L’âge d’or de la TV et des films franchisés touche à ses limites
Selon Henick, nous sommes dans une situation sans précédent dans l’histoire de l’industrie des médias, où nous vivons deux âges d’or simultanément : l’âge d’or de la télévision, durant lequel un nombre sans précédent de séries de qualité ont été produites, et l’âge d’or des « films franchisés » qui a très bien fonctionné pour Disney notamment.
« Il y a plus d’argent que jamais pour les contenus. Mais le problème, c’est qu’il est très difficile pour de nouveaux entrants de se faire une place. La majorité de l’argent est investi dans les talents les plus seniors, les plus expérimentés. Et beaucoup de personnes sont exclues de ces opportunités, ainsi que de nouveaux formats et de nouvelles audiences. »
Ainsi, parallèlement à l’industrie de la TV et du cinéma, de nouveaux contenus se créent sur d’autres médias.
« Rien de ces contenus n’atteint la télé ou le cinéma ; ça se passe sur les 2,4 milliards de smartphones présents dans le monde. Ce nombre est encore censé doubler dans les 3 à 5 ans. (…)

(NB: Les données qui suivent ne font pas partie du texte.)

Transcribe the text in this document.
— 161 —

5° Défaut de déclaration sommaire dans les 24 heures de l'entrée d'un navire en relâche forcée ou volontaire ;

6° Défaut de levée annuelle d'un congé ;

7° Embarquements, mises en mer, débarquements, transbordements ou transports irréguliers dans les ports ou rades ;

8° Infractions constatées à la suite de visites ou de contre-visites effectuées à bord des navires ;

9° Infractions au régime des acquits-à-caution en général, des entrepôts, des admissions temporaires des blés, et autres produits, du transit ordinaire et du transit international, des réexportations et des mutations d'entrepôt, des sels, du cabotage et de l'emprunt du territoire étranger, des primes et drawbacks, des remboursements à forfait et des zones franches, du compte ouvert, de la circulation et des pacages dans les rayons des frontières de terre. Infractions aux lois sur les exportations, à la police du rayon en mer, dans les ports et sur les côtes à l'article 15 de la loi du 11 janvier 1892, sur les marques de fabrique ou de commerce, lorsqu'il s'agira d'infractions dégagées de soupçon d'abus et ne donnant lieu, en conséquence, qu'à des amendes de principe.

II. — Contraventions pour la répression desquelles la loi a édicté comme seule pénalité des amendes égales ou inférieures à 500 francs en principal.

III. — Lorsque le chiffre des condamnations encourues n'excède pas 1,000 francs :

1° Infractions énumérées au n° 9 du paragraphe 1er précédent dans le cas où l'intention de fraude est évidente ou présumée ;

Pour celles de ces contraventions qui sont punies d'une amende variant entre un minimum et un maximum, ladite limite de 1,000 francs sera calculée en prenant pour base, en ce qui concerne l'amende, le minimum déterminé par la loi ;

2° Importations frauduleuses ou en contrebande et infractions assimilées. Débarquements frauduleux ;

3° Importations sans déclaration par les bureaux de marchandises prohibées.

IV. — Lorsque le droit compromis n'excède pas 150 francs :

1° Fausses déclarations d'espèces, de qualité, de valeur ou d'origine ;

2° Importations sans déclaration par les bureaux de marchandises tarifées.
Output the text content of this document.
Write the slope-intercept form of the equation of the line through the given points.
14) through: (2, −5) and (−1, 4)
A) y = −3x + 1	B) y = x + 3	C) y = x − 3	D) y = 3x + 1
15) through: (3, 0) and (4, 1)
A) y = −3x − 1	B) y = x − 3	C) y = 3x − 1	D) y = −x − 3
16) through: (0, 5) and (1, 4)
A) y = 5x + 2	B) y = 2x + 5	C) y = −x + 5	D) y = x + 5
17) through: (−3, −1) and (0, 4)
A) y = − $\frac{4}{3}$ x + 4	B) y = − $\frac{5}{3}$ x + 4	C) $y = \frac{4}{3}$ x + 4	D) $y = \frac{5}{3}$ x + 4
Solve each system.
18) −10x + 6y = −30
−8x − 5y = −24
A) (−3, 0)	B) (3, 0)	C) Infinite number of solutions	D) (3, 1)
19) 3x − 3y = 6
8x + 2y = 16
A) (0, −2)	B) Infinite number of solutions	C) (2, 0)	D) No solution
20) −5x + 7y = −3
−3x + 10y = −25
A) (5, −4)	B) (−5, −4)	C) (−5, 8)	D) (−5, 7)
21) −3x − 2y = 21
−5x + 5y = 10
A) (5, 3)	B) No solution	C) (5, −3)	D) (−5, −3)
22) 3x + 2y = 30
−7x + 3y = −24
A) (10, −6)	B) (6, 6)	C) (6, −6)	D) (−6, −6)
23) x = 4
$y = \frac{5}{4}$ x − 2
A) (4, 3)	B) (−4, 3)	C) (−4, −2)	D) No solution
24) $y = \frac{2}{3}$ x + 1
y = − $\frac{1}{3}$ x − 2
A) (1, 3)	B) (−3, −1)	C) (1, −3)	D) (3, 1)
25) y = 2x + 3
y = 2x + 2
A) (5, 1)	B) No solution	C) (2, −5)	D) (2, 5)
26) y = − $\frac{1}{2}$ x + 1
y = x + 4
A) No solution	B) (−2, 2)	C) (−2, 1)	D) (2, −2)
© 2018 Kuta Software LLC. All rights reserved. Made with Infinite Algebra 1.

La télévision est un système créatif fermé. Le mobile est social alors que la télévision ne l’est pas. C’est une fenêtre. Les téléphones sont davantage qu’une fenêtre. Ils nous permettent de faire converger la créativité, la distribution et la technologie. La prochaine étape, c’est le divertissement social. »
La télévision fut jusqu'ici un créateur de lien social pour des populations regardant les mêmes programmes à la même heure. Nombreux sont ceux qui se rappellent des discussions dans la cour de récré, au bistrot ou autour de la machine à café sur le programme de la veille. Mais aujourd'hui, dans le même foyer, chacun regarde un contenu différent, sur un écran différent, à des heures différentes.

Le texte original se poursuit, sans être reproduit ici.